Saturday 20 December 2008

Entrenchment part 2.

Earlier I wrote about the "entrenched" digital immigrant (or native?) who has adopted a closed set of digital technologies and is unable to move out of this closed world.
An obvious question that follows this might be - what digital technologies SHOULD the up-to-date educator be using as part of his pedagogical tool-kit?
I found this hard to answer.
The reason was that, in the context of the traditional classroom with a traditional teacher-led environment and students with traditional ways of being engaged (verbally, reading off whiteboard or projected image, responding on paper and handing that in, etc), the options are very limited.
Sure you can show a clip, hear an audio file, work together on a projected printed document, work in small groups to provide a response, etc. But there is a real barrier to other digital ways of being engaged.

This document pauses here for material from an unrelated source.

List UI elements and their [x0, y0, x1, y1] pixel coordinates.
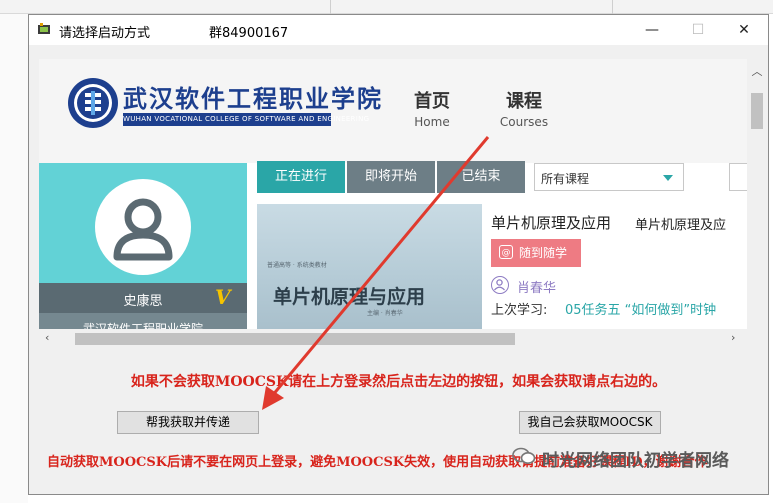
wechat-icon	[512, 447, 536, 464]
annotation-arrow	[262, 136, 490, 410]
watermark-text: 时光网络团队初学者网络	[542, 451, 729, 471]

I observed the way that my 12th graders were working just recently. Only 5 of the 17 were working traditionally (on paper). The remaining 12 were working on their laptops. They were typing the project into a word processor and doing some research on-line.
Without the whole class having access to their own personal digital/web interaction device, it is unlikely that we would bring any further digital technologies into play in a meaningful way.
Perhaps "entrenched" is an unfair label. More "unable to move forward" might be better.
The point being that, with a whole class of students each with their own personal digital/web interaction device, there is not much that the students can do digitally.
It is obvious, I know.
Oh, the only satisfactory personal digital/web interaction device which allows easy input and an appropriate visual output, at this moment, is the laptop/notebook.